1. what is the benefit of using fast.ai to someone well acquainted with pytorch (for academic use)

2. how well does fast.ai interface with pytorch itself ? Can parts of program be in fast ai and other parts be in pytorch ?

3. Am I correct in assuming that despite being very fast, fast.ai is still slower (even if marginally so) than pytorch itself ?




1. Less boilerplate, so you can focus on your algorithm; best practices built in, so you might be surprised at how your speed and accuracy may improve

2. Very close integration with PyTorch. fastai is designed to extend PyTorch, not hide it. E.g. fastai uses standard PyTorch Datasets for data, but then provides a number of pre-defined Datasets for common tasks

3. fastai is not slower than PyTorch, since PyTorch is handling all the computation. It'll othen be faster than your handwritten PyTorch however, since we went to a lot of effort to use performant algorithms.


Thanks for replying.

From appearance alone, everything about fast.ai seems to be positive with no obvious negatives over native pytorch.

I often require to train baselines for my projects. That will be the perfect place to start using fast.ai. I am sold.

I have heard a few people lament the lack of keras in pytorch. Fast.ai also appears to take care of that.

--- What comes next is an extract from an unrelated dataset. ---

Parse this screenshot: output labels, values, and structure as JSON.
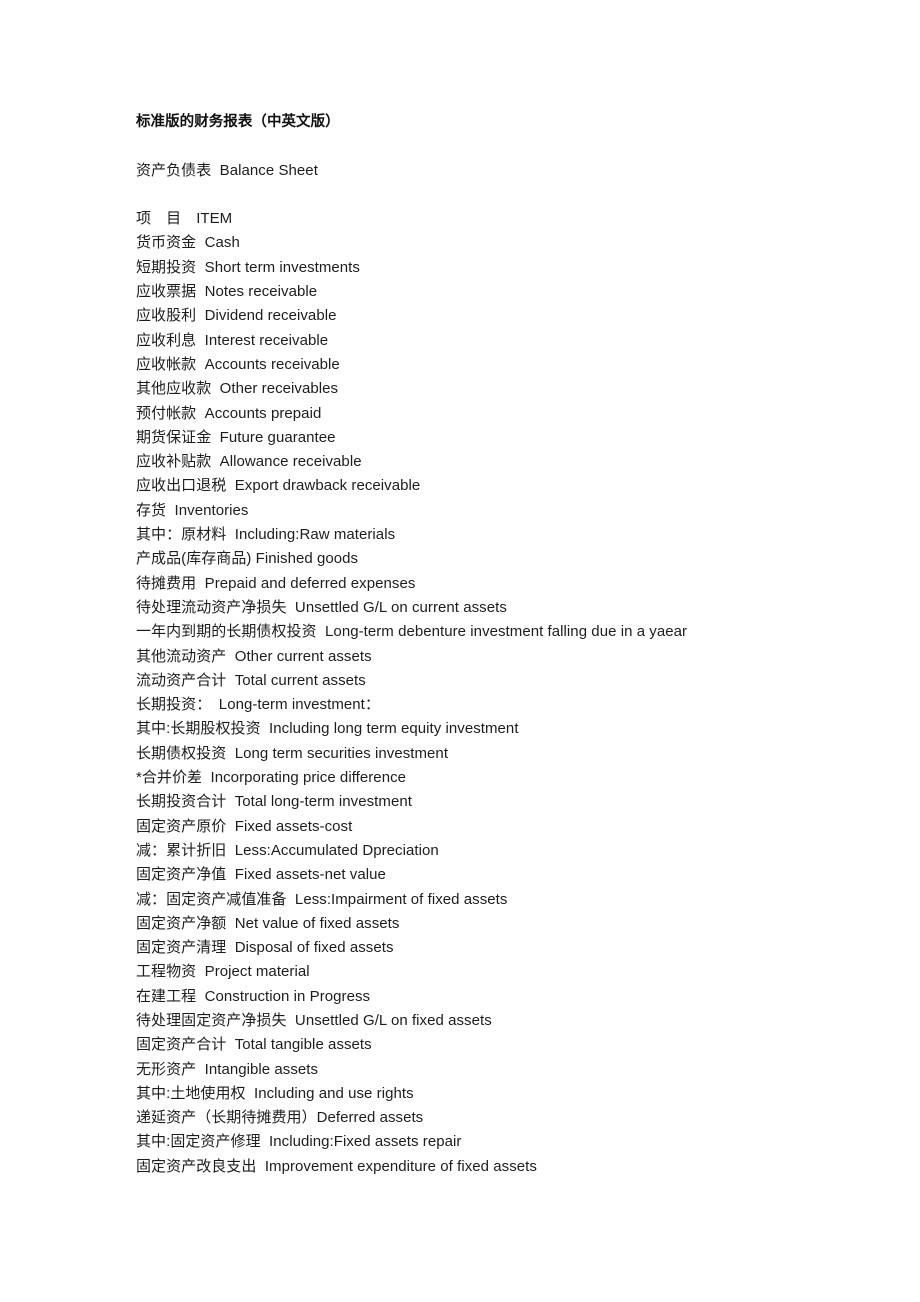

Thanks for the great work.


1. You get a state-of-the art training loop that includes the latest research findings such as 1-cycle.

2. Yes. You can make everything project-specific if you want to. e.g. Image segmentation datasets are just slightly modified Dataset classes.

3. fastai extends PyTorch in a very Pythonic OO sense, so I think the only speed issues could come from that, and maybe maintaining a few extra dicts in memory. If it's about i/o, probably not, if it's about parallelization (for nlp), definitely not. In fact, I can't think of a way in which there's a significant speed penalty.